To make things worse, being teased about how dark I was living in Australia didn’t make it easier. To add salt to the wound, having depression at seven years old was tough enough, but I was also dealing with my insecurities.
As I grew up and moved to the US, I thought things would get easier, maybe I would be teased less, because I thought at least here, there was broad spectrum of skin color. But I still got made fun of by boys at my high school.
Then I watched this experiment on the Tyra Banks show about how little girls view skin color. A group of girls aged approximately 6-11, from different ethnic backgrounds, were given dolls to play with…there were two types of skin color light and dark brown. They were asked which doll was the prettiest and they all pointed to the light doll. Then they were asked which doll had prettiest hair and again they pointed to the light doll. This experiment showed how at such a young age we have been taught to be socially conditioned to think that what is most depicted in the media is the standard and is seen as “pretty” is supposed to be considered beautiful and more socially accepted.
Beginning to accept who I am…
When I grew older, living in the US, I found myself a little more accepting of my skin color. But I still wanted light skin so I tried bleaching my skin, anything to look like Hale Barry. Something finally clicked, especially when I heard Tyra Banks talk about how dark skin is “in” on the runways and how unique this shade of color was in the modeling industry. Now don’t get me wrong I’m no fashion size model, and I’m only 5’5’’, but when I started to see models like Alek Wek and actors such as Lupita Ngongo I began to wonder…what if all those comments about how lovely my skin color was were true.

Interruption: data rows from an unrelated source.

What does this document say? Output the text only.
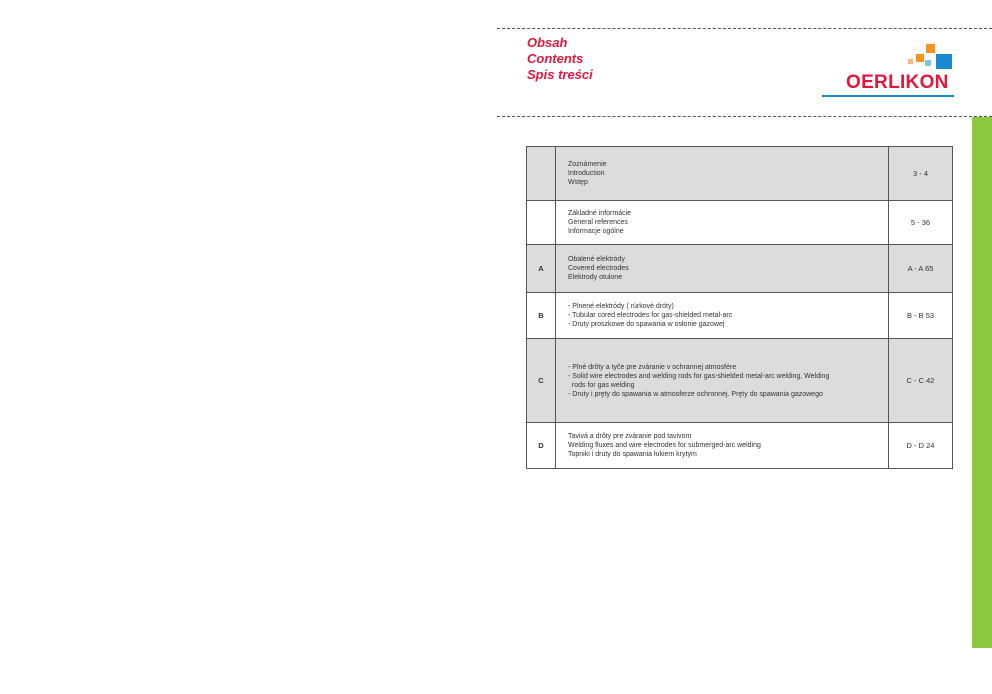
Obsah
Contents
Spis treści	OERLIKON

	Zoznámenie
Introduction
Wstęp	3 - 4

	Základné informácie
General references
Informacje ogólne	5 - 36
A	Obalené elektródy
Covered electrodes
Elektrody otulone	A - A 65
B	- Plnené elektródy ( rúrkové dróty)
- Tubular cored electrodes for gas-shielded metal-arc
- Druty proszkowe do spawania w osłonie gazowej	B - B 53
C	- Plné drôty a tyče pre zváranie v ochrannej atmosfére
- Solid wire electrodes and welding rods for gas-shielded metal-arc welding, Welding
rods for gas welding
- Druty i pręty do spawania w atmosferze ochronnej. Pręty do spawania gazowego	C - C 42
D	Tavivá a drôty pre zváranie pod tavivom
Welding fluxes and wire electrodes for submerged-arc welding
Topniki i druty do spawania łukiem krytym	D - D 24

Then I began to experiment with makeup. At first I just put on basic makeup, but my cousin put blush on my high cheekbones for my 30th birthday and I was hooked. For the first time, I saw myself as beautiful. As I looked back on pictures from Facebook, year books, and scrapbooks, I saw me. My identity, pure and gorgeous was revealed.
I wrote a poem called “Dark Skinned Girl” in my book “The Sweet Surrender of Love and Nature.” I dedicated it to all the dark skinned girls struggling with their insecurities like me. And you know, I came to know my happiest truth…to know that I am still human honey, or as Maya Angelou says I was still a “woman phenomenally” and no one was gonna take that away from me. My skin was just an artistic accent of my womanhood, a decorative décor that reflected the blush I wore.
I love that you inspire me to be inspired…
So remember my dark skinned princesses and Queens, next time you are feeling down, just remember your skin color is unique and will never go out of fashion. So look in the mirror and rock the runway! Put on a show for your friends and family, it will make you feel better. Your show can be in your home or in your room, just remember that extra rich melanin is what will never fade with time. It’s smooth and velvety, silky yet different.